As described above, the use of a strong hashing algorithm with a client-specific secret key prevents re-identification as called for by the NIST guidelines.
The NIST guide for De-Identifying Government Datasets includes “hashing with a keyed hash, such as a Hash-based Message Authentication Code (HMAC)…for example, SHA-256 HMAC with a 256-bit randomly generated key” (the algorithm used by the Identity service) as an acceptable mechanism for removing identifiable information from a data set. Further, CareEvolution’s robust security system implements the procedural and administrative safeguards NIST recommends to ensure that the secret keys are properly selected and secured.
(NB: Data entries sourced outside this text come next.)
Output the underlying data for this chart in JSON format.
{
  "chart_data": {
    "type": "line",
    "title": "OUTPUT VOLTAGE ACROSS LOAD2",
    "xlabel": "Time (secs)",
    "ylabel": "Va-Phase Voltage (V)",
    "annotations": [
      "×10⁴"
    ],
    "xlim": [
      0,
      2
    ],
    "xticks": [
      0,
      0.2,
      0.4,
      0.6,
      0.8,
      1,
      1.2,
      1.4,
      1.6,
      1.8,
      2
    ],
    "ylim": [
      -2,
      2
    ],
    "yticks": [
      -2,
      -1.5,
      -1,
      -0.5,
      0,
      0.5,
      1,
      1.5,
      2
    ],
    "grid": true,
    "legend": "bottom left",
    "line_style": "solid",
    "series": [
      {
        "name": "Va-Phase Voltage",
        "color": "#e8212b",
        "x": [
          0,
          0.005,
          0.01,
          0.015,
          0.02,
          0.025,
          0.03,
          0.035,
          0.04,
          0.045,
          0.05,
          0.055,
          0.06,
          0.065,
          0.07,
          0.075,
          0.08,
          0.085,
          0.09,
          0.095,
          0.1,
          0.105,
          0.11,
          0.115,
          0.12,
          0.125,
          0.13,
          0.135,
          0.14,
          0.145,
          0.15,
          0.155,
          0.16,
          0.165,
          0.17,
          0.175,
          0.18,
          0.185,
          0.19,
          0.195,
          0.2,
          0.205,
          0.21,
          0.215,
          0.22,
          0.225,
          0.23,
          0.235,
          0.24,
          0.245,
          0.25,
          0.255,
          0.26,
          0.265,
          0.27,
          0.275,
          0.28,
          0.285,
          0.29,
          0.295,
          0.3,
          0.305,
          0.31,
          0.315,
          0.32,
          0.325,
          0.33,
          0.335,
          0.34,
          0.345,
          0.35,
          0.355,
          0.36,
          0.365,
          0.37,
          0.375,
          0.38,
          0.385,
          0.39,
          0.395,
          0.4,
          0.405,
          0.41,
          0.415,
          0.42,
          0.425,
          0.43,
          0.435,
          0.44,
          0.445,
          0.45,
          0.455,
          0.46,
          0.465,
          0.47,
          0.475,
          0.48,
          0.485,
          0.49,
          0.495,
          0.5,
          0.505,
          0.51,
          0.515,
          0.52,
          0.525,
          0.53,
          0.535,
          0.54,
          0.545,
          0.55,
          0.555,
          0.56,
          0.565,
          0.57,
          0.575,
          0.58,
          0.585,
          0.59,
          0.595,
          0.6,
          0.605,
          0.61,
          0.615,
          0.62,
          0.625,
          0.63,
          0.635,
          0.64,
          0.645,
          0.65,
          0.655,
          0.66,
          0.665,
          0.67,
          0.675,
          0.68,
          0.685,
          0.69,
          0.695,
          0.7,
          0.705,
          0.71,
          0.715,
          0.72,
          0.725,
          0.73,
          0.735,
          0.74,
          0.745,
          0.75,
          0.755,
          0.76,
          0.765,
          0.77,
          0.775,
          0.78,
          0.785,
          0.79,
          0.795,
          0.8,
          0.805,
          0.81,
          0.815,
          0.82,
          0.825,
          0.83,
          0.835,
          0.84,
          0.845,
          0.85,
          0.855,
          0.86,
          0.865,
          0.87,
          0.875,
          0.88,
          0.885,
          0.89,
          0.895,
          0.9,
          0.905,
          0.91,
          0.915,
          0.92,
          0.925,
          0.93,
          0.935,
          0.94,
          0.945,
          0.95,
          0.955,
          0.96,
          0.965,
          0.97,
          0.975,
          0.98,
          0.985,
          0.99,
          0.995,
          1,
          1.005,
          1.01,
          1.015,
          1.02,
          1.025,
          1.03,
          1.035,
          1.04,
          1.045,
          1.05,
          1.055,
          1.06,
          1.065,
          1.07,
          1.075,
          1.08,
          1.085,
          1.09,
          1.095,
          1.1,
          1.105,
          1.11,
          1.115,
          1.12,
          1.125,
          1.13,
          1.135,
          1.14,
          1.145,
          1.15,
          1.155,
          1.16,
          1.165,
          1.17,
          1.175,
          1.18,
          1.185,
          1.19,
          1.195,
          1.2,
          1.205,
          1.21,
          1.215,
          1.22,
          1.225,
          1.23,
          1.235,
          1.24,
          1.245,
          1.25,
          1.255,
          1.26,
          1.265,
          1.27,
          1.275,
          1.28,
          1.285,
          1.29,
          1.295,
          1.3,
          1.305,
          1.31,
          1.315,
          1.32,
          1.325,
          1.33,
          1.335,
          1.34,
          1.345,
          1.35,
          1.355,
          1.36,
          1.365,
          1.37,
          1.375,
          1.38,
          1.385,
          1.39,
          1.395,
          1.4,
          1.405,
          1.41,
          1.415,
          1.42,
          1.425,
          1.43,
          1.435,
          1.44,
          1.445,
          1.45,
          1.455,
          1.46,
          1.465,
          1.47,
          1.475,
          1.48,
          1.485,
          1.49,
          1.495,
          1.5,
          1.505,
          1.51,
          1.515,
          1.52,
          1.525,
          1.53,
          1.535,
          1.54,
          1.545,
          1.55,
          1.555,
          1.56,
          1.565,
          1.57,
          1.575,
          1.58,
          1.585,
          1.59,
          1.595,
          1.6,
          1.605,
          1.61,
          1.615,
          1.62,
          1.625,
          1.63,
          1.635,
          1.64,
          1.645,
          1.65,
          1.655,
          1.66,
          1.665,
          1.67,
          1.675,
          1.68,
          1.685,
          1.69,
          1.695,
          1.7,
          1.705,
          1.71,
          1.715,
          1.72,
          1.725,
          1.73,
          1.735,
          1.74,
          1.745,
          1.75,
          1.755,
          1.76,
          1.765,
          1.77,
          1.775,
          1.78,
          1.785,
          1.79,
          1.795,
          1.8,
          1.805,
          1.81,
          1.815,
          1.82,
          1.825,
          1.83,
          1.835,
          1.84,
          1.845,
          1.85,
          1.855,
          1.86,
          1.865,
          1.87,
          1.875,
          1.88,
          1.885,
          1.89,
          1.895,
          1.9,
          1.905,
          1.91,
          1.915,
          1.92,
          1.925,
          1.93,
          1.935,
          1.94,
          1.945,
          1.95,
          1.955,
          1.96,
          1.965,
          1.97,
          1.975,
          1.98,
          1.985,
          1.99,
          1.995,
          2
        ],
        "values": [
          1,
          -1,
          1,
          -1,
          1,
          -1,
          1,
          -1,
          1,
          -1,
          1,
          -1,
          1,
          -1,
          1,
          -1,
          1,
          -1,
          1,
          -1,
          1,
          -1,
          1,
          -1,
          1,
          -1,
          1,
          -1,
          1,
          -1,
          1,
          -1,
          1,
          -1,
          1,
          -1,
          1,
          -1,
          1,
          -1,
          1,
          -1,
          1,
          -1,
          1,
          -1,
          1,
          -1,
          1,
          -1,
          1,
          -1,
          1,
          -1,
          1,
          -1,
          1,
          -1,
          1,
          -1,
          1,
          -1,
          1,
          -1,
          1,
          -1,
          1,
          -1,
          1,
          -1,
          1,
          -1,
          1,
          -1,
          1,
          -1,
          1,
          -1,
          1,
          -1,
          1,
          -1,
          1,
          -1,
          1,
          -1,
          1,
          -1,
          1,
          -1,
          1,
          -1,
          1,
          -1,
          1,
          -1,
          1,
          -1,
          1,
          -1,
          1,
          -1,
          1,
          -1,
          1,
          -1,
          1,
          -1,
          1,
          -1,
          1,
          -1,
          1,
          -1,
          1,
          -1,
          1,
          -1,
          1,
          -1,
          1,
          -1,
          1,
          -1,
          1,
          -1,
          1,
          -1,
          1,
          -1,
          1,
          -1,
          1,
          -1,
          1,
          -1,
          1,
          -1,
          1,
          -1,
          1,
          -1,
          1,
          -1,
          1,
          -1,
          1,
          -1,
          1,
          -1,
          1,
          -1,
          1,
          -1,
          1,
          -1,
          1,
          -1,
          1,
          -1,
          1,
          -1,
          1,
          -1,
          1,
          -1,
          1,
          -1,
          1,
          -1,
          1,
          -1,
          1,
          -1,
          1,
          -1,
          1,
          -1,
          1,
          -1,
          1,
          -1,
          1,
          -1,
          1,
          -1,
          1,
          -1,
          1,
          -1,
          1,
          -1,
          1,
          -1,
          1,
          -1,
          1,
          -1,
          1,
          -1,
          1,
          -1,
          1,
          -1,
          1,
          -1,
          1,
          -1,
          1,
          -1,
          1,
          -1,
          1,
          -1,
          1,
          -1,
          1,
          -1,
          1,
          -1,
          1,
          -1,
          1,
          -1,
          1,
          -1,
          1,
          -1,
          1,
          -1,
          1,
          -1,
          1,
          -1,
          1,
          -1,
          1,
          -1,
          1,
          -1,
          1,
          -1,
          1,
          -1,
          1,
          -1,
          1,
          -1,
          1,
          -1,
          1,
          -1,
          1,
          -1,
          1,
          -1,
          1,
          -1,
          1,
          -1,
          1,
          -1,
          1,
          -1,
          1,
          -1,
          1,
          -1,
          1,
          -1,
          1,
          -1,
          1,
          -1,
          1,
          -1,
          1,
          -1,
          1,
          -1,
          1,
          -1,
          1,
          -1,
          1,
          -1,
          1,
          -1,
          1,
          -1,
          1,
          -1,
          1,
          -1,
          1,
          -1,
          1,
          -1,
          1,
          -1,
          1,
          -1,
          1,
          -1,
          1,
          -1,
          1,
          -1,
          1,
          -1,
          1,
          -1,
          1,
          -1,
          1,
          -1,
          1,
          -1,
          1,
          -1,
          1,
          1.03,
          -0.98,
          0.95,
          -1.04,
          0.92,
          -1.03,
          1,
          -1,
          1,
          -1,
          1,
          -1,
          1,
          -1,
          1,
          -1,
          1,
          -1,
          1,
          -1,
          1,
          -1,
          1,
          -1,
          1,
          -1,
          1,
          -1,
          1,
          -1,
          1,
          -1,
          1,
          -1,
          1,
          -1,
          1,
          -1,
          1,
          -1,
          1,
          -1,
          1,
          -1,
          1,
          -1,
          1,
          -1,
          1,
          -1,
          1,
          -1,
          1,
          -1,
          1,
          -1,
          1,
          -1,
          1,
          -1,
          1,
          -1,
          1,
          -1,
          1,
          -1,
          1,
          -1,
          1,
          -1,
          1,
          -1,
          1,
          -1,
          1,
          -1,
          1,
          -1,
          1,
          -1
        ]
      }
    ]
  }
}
The HIPAA Guidance Regarding Methods for De-identification of Protected Health Information standards acknowledges cryptographic hashing as a pathway for de-identifying data via its “expert determination” method:
“For clarification, our guidance is similar to that provided by the National Institutes of Standards and Technology…The re-identification provision in §164.514(c) does not preclude the transformation of PHI into values derived by cryptographic hash functions using the expert determination method, provided the keys associated with such functions are not disclosed, including to the recipients of the de-identified information.”
Note
It is up to each client to determine whether this hashing algorithm provides sufficient de-identification for your needs. Should you wish to pursue a HIPAA Business Associate Agreement (BAA) with CareEvolution, please
contact us.
Local Hashing Service
Clients seeking even more security can use Privacy-Preserving (Blinded) Mode to hash demographics with a local hashing service before they are even sent.
The local hashing service uses the same secure hashing algorithm as the Identity service, but you control the secret key. In the industry, this is known as a Bring Your Own Key (BYOK) or Customer-Supplied Encryption Keys (CSEK) encryption model.